# "Nimrod" Variation



## MarkW (Feb 16, 2015)

This is just a casual question. I have long enjoyed Elgar's "Enigma" Variations. Even sat in the front row when Solti/CSO played it during a tour concert long ago and was nearly blown through my seat back. The variation nicknamed "Nimrod" is especially beloved -- powerful, majestic, regal -- and seems to have a totemic, almost holy status in the UK, Is this true? And is there any story behind why?
cheers -


----------



## Tchaikov6 (Mar 30, 2016)

As far as I know, the only story is of Elgar's dear friend, who he took a night walk with, and it changed him as a composer forever. For me, the music doesn't need a story, it so beautiful, so soulful- and I too will be seeing the CSO perform it this January, though sadly not with Solti of course.


----------



## mbhaub (Dec 2, 2016)

Not just a friend: It was August Jaeger who was an editor at Novello music publishing who was a great source of encouragement and solace to Elgar. It was at Jaeger's behest that much of Elgar's music was written and polished. The original ending of the entire work was quite abrupt - it was Jaeger who had him add a significantly longer ending. Elgar trusted Jaeger's musical and ethical sensibility; they were quite close.

Since Elgar's time, this grandly noble variation has been a de facto work to play in honor of people, after tragic events, etc. An orchestra I was with back in 2001 had a concert scheduled the weekend following 9/11 - Nimrod was added into the program in honor of the dead; there were a lot of tears in the audience and the orchestra. It is a profoundly moving piece. "Nimrod" was the name of someone in the Bible who was a hunter and the German word for hunter is Jaeger. Elgar loved word puzzles.


----------



## Gallus (Feb 8, 2018)

MarkW said:


> The variation nicknamed "Nimrod" is especially beloved -- powerful, majestic, regal -- and seems to have a totemic, almost holy status in the UK, Is this true? And is there any story behind why?


Firstly and obviously, because it is a great piece of music.

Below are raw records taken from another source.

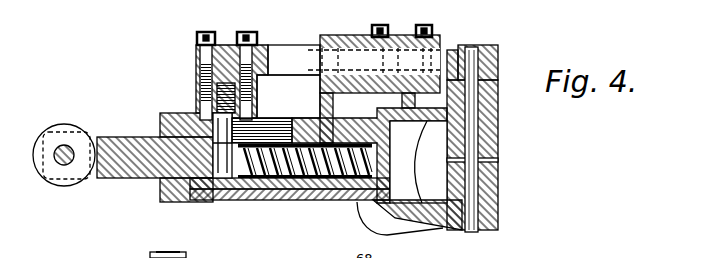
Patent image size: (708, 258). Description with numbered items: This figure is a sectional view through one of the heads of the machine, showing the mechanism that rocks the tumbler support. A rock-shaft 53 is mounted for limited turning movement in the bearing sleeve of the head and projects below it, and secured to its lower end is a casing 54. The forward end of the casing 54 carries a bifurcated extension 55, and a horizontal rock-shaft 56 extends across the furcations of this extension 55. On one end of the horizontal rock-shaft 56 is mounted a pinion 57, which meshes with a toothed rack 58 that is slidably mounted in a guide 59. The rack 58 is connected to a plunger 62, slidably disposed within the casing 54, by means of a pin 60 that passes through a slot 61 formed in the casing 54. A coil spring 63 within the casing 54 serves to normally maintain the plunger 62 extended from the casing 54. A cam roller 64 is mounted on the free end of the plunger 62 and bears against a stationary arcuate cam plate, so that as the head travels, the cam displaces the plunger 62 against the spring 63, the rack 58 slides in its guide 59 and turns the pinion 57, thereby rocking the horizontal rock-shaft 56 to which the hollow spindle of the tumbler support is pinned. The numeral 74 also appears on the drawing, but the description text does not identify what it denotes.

The rock-shaft 53 is at (168, 252).
The casing 54 is at (283, 200).
The bifurcated extension 55 is at (423, 222).
The horizontal rock-shaft 56 is at (467, 145).
The pinion 57 is at (496, 60).
The toothed rack 58 is at (289, 57).
The guide 59 is at (396, 38).
The pin 60 is at (213, 113).
The slot 61 is at (273, 128).
The plunger 62 is at (129, 140).
The coil spring 63 is at (357, 130).
The cam roller 64 is at (58, 130).
The member 74 is at (223, 251).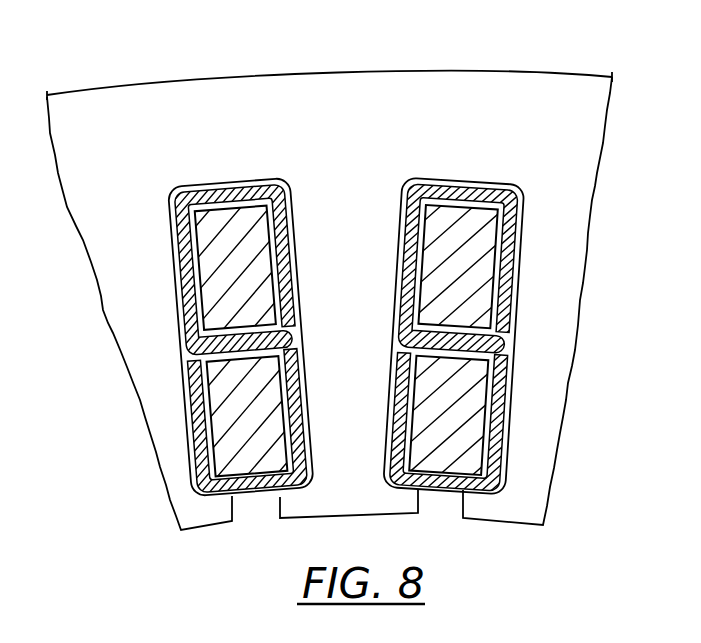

Secondly, because Elgar is our national composer, being the first indisputably great one we produced since the death of Purcell 200 years earlier. His face was on the 20 pound note for some time recently, e.g.. And when I listen to his symphonies, his violin concerto and so on, including Nimrod, which is his most popular piece (perhaps after Pomp and Circumstance No. 1, which is almost a second national anthem, and I guess he also reorchestrated Parry's setting of Jerusalem if you want to count that), Elgar's music does feel very English to me. It embodies a certain side of the English national character as we may like to imagine ourselves: our quiet nobility in the face of adversity, that "keep calm and carry on" Blitz spirit, which is what the Nimrod variation is about very strongly. This might be partly why Elgar is one of the composers I feel the most affinity with, other composers I admire more but Elgar is to me a dear and intimate friend.


----------



## MarkW (Feb 16, 2015)

Thank you all! .


----------



## wkasimer (Jun 5, 2017)

BTW, for a detailed examination of the Enigma Variations, try this podcast:

https://stickynotespodcast.libsyn.com/episode-32-elgar-enigma-variations


----------



## Enthusiast (Mar 5, 2016)

I hate to be unpatriotic but it is just a beautiful piece of music. It is not especially English and I am very suspicious of any claims that it has totemic status or is almost holy for my compatriots - even if one of them makes the claim! As a country we were a musical desert for centuries and Elgar, followed by Vaughan Williams and those who followed his lead, marked an end to that bleak period. But it was only with the arrival of Ben Britten that British music came into its own again. What a shame, then, but how very British, that many of his countrymen loathe _his _music.


----------